This tool allows you to explore the effects of spatial patchiness on species richness estimators, as discussed by Chazdon et al. (1998). If you specify the Shuffle option (Diversity Settings --> Other Options panel), EstimateS uses the following algorithm to reassign individuals at random to samples, within species, with a "tunable" degree of aggregation (patchiness).
If the Patchiness parameter (A) is set to zero. Using the species abundance vector (marginal totals) for all samples pooled, each individual is re-assigned at random to a sample, within species. In other words, the distribution of individuals among species in the input matrix as a whole and the number of samples are maintained, but sample affiliations of individuals are randomized within species.
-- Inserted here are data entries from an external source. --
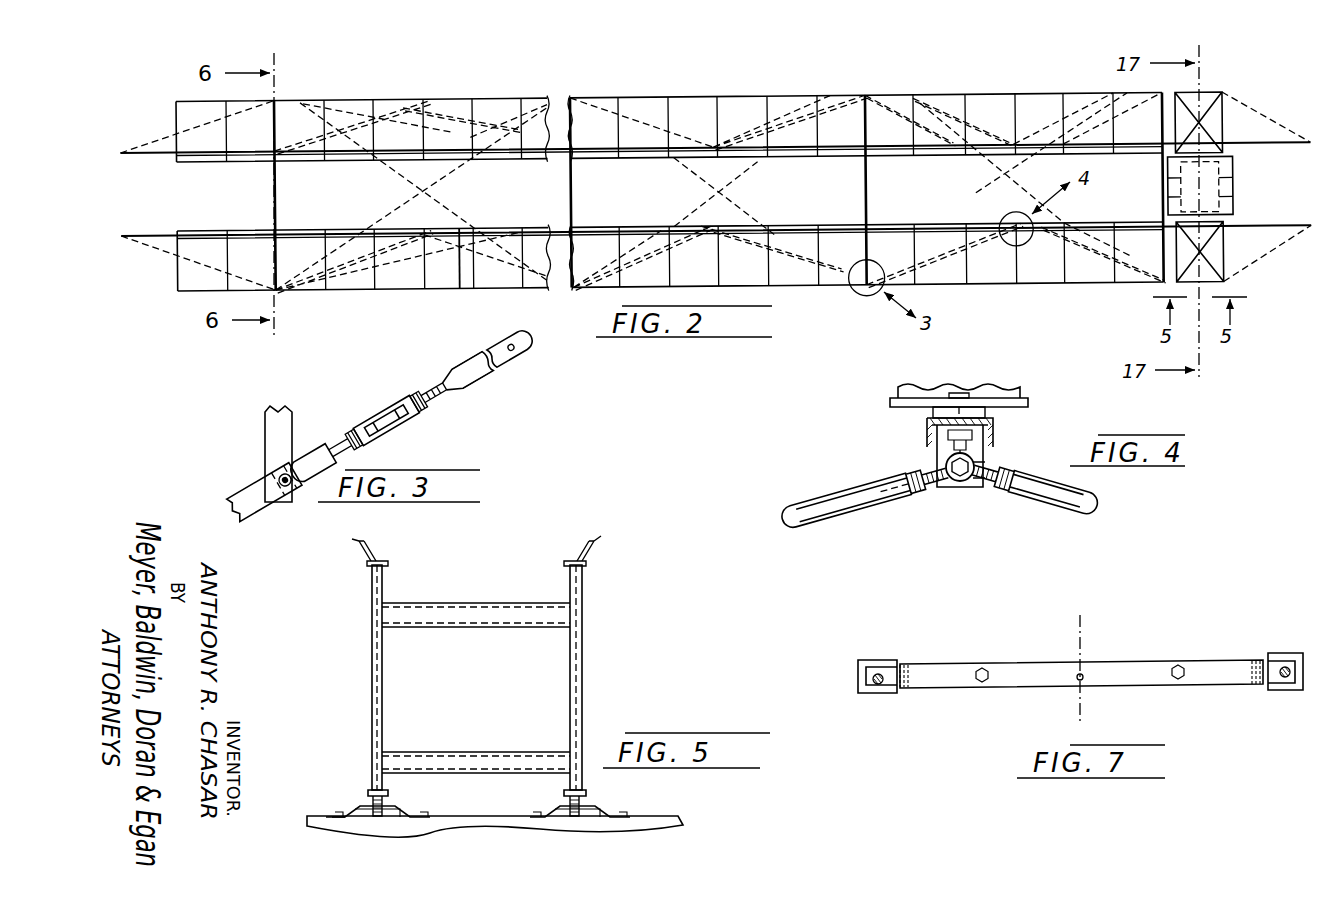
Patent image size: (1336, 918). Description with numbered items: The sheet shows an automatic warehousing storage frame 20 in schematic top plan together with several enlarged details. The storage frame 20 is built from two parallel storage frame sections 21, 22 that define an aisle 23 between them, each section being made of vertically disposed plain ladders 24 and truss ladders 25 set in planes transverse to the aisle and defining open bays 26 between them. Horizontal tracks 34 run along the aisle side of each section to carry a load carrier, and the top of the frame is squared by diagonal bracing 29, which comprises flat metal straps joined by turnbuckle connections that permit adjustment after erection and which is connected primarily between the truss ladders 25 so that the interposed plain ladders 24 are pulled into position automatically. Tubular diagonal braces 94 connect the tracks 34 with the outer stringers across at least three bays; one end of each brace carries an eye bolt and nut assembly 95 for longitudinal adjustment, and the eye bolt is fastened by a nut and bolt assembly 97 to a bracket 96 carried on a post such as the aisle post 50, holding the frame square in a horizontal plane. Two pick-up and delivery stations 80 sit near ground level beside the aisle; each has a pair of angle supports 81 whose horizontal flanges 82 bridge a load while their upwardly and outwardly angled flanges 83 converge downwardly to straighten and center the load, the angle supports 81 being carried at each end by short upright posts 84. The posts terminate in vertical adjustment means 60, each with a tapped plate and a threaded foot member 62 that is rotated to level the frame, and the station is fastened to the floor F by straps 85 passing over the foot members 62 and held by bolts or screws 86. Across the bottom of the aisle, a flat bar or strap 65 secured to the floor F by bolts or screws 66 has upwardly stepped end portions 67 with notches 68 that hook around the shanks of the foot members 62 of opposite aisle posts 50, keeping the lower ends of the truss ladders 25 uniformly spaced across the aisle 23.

In FIG. 2, the storage frame 20 is at (987, 88).
In FIG. 2, the storage frame section 21 is at (688, 100).
In FIG. 2, the storage frame section 22 is at (830, 287).
In FIG. 2, the aisle 23 is at (777, 190).
In FIG. 2, the ladder 24 is at (433, 118).
In FIG. 2, the truss ladder 25 is at (277, 106).
In FIG. 2, the open bay 26 is at (460, 288).
In FIG. 2, the diagonal bracing 29 is at (395, 210).
In FIG. 2, the track 34 is at (503, 233).
In FIG. 4, the track 34 is at (988, 394).
In FIG. 2, the pick-up and delivery station 80 is at (1226, 108).
In FIG. 5, the pick-up and delivery station 80 is at (598, 618).
In FIG. 2, the diagonal brace 94 is at (430, 240).
In FIG. 4, the diagonal brace 94 is at (1065, 502).
In FIG. 4, the aisle post 50 is at (927, 423).
In FIG. 4, the eye bolt and nut assembly 95 is at (1000, 472).
In FIG. 4, the bracket 96 is at (937, 449).
In FIG. 4, the nut and bolt assembly 97 is at (962, 483).
In FIG. 5, the vertical adjustment means 60 is at (365, 797).
In FIG. 5, the foot member 62 is at (381, 821).
In FIG. 7, the foot member 62 is at (858, 672).
In FIG. 5, the angle support 81 is at (356, 541).
In FIG. 5, the horizontal flange 82 is at (382, 562).
In FIG. 5, the angled flange 83 is at (363, 552).
In FIG. 5, the upright post 84 is at (372, 663).
In FIG. 5, the strap 85 is at (400, 807).
In FIG. 5, the bolt or screw 86 is at (330, 812).
In FIG. 5, the floor F is at (660, 817).
In FIG. 7, the flat metal bar or strap 65 is at (972, 672).
In FIG. 7, the bolt or screw 66 is at (1180, 664).
In FIG. 7, the upwardly stepped end portion 67 is at (886, 670).
In FIG. 7, the notch 68 is at (878, 686).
Any patchiness of the original data is removed. (As expected, the mean of randomized sample accumulation curves is indistinguishable from the Coleman curve, which assumes spatial homogeneity, for this setting.)
If the Patchiness parameter (A) is set to a value greater than zero. In this case, the first individual of each species is assigned to a sample at random. The second (if there is one) is assigned to the same sample as the first with probability A, and to a randomly chosen sample with probability (1-A). In other words, the larger you set A, the patchier the pseudo-distribution of individuals becomes. By "tuning" the patchiness of the distribution, you can investigate the effect on the performance of the richness estimators, using real relative-abundance distributions. One could also enter made-up data sets that fit some particular relative abundance distribution(s).
As an option, EstimateS (beginning with Version 8) records and exports results from n individual randomizations to a text file, allowing computation of precision, accuracy, and other analyses (Walther and Moore 2005), using Excel or other applications. To choose this option, select Diversity Settings from the Diversity menu, click the Other Options tab, then check the "Export results for each run to a text file" checkbox. When you click the Compute button (or choose Compute Diversity from the Diversity menu), EstimateS displays an expanatory message, and asks you to name and place the text file that will contain the exported results when the randomizations are complete. The data for each randomization appear in the same format as the summary Diversity results that EstimateS creates by default. (The summary results appear onscreen as usual, and may be exported as usual.) For large datasets, this option takes time, so be patient.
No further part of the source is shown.